La recourante peut en revanche soumettre au Tribunal fédéral, en procédure de réforme, la question de droit de savoir si, lorsqu'elle a reçu, le 24 mai 1976, le certificat du Dr Gailland, elle avait, au sens de l'art. 6 LCA et de la jurisprudence précitée, une connaissance effective de la ou des réticences commises par le preneur au sujet de son état de santé et des maladies dont il avait souffert ou souffrait lors de la signature de la proposition d'assurance litigieuse. La juridiction de réforme peut également examiner si la recourante pouvait derechef se départir du contrat, comme elle l'a fait par lettre du 9 septembre 1977, en raison d'une autre réticence commise par Gertis après qu'elle eut appris, par lettre de la Vita du 7 septembre 1977, qu'il avait déclaré faussement qu'aucune proposition d'assurance émanant de lui n'avait été refusée par une autre société.
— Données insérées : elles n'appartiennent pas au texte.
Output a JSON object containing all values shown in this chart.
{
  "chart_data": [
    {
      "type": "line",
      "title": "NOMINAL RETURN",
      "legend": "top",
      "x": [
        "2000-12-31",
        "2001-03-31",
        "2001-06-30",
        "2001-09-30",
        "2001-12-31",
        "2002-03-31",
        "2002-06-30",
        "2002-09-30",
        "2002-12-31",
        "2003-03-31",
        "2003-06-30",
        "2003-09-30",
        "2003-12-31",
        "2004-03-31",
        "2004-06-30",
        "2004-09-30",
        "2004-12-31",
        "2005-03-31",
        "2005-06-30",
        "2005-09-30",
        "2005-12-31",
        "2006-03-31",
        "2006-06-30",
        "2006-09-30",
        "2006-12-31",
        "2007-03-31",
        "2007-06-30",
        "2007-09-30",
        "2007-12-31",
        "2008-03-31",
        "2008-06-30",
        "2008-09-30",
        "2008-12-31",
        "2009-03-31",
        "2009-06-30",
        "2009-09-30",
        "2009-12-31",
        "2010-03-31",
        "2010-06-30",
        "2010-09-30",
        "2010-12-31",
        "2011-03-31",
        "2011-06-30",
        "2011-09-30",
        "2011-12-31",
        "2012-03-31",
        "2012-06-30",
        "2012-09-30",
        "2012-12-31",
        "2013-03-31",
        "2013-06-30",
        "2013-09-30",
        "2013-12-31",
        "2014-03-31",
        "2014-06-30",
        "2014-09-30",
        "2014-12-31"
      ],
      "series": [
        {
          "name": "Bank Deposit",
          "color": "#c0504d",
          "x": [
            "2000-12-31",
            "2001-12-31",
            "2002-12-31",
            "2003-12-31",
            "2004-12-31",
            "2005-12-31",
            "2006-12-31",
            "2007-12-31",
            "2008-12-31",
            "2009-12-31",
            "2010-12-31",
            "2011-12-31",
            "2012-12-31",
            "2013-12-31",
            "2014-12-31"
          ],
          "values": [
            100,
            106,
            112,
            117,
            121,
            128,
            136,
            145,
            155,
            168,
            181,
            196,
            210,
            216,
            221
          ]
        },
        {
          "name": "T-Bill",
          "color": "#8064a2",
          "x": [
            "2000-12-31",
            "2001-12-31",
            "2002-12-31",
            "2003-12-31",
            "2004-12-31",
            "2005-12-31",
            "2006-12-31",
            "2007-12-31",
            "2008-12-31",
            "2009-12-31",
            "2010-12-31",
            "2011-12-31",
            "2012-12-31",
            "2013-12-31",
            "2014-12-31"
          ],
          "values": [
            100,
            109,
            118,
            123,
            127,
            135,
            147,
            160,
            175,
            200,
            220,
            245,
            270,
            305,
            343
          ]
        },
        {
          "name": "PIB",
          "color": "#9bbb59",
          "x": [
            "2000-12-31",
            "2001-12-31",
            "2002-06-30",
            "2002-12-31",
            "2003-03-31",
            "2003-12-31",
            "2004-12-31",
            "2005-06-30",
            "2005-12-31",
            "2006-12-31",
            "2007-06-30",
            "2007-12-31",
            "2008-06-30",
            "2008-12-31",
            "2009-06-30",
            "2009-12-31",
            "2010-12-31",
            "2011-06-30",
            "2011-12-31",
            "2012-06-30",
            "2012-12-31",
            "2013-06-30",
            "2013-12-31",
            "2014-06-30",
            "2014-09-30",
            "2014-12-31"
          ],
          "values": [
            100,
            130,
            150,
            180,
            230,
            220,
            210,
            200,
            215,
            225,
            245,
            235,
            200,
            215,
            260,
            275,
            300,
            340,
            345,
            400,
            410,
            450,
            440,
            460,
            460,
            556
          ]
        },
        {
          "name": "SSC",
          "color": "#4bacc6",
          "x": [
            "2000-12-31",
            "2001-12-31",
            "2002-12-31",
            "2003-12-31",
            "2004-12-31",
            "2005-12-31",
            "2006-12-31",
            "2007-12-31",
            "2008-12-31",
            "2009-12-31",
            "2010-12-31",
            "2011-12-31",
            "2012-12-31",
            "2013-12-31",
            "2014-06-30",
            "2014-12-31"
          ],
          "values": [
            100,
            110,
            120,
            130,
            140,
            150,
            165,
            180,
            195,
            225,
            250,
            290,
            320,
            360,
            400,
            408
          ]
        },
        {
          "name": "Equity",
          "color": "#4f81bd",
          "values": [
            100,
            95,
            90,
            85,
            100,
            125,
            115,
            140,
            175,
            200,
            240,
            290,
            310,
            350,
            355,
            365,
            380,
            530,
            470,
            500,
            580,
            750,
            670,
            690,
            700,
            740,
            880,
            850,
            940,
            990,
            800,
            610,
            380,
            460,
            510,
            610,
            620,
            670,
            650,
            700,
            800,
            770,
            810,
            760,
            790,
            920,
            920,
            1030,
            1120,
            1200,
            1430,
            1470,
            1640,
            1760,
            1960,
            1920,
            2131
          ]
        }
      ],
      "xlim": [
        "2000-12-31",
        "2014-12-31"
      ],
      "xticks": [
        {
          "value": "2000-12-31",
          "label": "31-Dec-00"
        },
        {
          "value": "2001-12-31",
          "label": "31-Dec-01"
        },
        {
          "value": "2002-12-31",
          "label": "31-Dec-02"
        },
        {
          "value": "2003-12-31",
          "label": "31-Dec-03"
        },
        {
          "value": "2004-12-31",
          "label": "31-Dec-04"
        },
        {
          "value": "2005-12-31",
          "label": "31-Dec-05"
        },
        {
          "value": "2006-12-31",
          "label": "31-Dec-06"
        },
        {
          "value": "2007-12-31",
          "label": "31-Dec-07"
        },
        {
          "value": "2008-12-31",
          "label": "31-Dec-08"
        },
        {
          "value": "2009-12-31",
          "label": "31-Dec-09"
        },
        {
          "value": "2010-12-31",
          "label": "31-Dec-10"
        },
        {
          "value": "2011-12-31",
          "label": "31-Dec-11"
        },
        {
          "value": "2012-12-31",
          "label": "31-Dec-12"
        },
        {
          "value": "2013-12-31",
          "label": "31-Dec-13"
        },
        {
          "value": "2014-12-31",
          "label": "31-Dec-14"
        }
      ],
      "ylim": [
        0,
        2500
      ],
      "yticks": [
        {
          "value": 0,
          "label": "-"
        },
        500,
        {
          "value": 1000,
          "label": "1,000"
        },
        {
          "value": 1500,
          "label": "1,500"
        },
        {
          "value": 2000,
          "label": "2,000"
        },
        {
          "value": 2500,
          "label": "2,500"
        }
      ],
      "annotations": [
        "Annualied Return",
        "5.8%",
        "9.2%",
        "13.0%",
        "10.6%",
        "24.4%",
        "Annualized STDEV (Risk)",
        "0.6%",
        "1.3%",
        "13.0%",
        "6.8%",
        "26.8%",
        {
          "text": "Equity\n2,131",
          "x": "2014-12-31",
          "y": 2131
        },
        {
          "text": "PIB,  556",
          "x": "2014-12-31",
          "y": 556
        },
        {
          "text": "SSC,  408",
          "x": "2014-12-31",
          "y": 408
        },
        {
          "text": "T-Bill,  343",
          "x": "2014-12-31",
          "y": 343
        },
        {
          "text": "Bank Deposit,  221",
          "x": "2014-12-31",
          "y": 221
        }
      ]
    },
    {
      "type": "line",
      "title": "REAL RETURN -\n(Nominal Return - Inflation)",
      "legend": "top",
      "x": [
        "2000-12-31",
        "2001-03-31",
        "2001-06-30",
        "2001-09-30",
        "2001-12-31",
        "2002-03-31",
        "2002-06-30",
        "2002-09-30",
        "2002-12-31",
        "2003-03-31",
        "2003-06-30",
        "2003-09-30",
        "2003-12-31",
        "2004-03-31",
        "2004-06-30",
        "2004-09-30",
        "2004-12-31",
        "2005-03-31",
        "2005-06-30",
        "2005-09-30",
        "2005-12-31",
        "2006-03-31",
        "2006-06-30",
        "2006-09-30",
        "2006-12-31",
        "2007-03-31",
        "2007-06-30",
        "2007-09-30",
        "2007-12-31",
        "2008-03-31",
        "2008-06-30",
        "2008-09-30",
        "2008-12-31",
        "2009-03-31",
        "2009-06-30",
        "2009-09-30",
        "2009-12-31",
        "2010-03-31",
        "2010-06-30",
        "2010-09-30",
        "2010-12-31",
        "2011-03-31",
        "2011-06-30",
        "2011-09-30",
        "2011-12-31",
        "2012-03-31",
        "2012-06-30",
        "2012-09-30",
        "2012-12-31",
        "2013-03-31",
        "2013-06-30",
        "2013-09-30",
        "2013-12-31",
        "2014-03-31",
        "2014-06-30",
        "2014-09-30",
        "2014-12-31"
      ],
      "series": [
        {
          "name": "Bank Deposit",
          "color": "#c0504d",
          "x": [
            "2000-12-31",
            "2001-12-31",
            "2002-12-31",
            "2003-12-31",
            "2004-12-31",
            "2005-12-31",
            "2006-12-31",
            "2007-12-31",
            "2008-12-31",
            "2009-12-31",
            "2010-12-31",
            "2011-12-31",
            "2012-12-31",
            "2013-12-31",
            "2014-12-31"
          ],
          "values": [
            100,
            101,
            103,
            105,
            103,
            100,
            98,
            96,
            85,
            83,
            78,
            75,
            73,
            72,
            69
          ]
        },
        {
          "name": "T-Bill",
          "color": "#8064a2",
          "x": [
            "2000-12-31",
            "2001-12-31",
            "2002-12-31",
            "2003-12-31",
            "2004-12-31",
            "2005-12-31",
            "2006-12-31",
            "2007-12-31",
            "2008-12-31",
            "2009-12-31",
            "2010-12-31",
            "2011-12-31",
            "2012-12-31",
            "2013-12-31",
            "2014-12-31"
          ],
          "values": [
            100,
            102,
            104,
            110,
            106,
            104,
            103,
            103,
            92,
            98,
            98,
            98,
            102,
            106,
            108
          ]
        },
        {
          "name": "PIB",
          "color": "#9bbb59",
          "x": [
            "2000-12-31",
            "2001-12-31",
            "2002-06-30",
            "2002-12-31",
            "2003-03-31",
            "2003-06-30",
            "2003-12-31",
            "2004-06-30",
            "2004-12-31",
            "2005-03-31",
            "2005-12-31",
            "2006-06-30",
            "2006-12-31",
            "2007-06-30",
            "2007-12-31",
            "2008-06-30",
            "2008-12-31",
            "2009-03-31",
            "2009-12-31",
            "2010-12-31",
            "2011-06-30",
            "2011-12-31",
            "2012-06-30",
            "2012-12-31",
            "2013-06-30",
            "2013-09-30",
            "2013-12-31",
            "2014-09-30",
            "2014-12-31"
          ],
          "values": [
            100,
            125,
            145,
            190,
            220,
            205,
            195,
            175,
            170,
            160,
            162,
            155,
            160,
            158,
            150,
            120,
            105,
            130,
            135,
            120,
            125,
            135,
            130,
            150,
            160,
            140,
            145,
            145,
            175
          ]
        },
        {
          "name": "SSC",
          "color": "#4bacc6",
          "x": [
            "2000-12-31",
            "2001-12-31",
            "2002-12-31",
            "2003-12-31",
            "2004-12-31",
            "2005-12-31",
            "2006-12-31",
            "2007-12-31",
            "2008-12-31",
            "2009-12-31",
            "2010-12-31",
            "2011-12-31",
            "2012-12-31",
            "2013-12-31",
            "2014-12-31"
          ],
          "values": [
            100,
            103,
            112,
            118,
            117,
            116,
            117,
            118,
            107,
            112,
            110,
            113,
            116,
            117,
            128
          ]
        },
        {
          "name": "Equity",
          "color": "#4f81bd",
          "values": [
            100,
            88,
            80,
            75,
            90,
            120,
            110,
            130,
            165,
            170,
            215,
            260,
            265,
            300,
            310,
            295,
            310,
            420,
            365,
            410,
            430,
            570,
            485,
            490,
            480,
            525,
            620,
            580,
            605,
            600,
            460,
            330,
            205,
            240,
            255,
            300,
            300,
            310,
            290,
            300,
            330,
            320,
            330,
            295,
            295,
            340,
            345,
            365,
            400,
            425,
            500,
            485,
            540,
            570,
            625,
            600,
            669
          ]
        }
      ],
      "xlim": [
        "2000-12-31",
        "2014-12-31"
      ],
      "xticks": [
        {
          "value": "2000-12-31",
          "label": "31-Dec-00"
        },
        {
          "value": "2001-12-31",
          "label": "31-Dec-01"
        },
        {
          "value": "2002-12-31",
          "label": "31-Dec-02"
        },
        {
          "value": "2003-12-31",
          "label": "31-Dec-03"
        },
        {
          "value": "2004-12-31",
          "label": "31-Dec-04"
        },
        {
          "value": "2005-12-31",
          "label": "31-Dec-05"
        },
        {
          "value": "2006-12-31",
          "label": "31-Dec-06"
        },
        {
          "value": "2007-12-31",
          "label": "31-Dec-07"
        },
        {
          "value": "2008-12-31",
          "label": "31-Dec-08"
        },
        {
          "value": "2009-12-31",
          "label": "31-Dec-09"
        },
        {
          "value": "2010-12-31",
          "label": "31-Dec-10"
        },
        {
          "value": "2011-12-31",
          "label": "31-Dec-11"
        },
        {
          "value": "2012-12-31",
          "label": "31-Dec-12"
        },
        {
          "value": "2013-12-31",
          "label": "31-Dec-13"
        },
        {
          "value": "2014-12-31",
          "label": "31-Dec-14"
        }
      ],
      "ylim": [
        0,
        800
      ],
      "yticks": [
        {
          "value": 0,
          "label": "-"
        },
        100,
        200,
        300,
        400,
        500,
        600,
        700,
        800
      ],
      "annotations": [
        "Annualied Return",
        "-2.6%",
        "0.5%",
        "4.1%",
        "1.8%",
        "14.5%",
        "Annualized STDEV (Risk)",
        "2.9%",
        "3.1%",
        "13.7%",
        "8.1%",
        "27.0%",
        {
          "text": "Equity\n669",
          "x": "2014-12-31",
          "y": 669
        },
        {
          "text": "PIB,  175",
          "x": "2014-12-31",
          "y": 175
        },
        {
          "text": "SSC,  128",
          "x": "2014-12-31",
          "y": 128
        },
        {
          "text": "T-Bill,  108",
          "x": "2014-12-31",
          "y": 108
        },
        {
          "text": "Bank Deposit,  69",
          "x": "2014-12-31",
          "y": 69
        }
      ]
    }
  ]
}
c) Toute fausse déclaration portant sur des faits distincts faisant l'objet de questions différentes constitue une réticence permettant à l'assureur de se départir du contrat dans le délai de quatre semaines dès le moment où il en a connaissance (art. 4 et 6 LCA; cf. ROELLI/KELLER, op.cit., p. 129/130, 133 en haut). Lorsque l'assureur a connaissance successivement, à des dates différentes, de diverses réticences concernant des faits importants et distincts, un délai autonome court pour chacune des réticences, à partir du moment où l'assureur en a connaissance (cf. ROELLI/KELLER, op.cit., p. 129/130, 133 et les références citées). Même si le délai pour invoquer une certaine réticence n'a pas été respecté, l'assureur conserve le droit de se départir du contrat en se fondant sur une autre réticence portant sur un fait important et distinct, dans un nouveau délai partant dès le jour où il en a connaissance.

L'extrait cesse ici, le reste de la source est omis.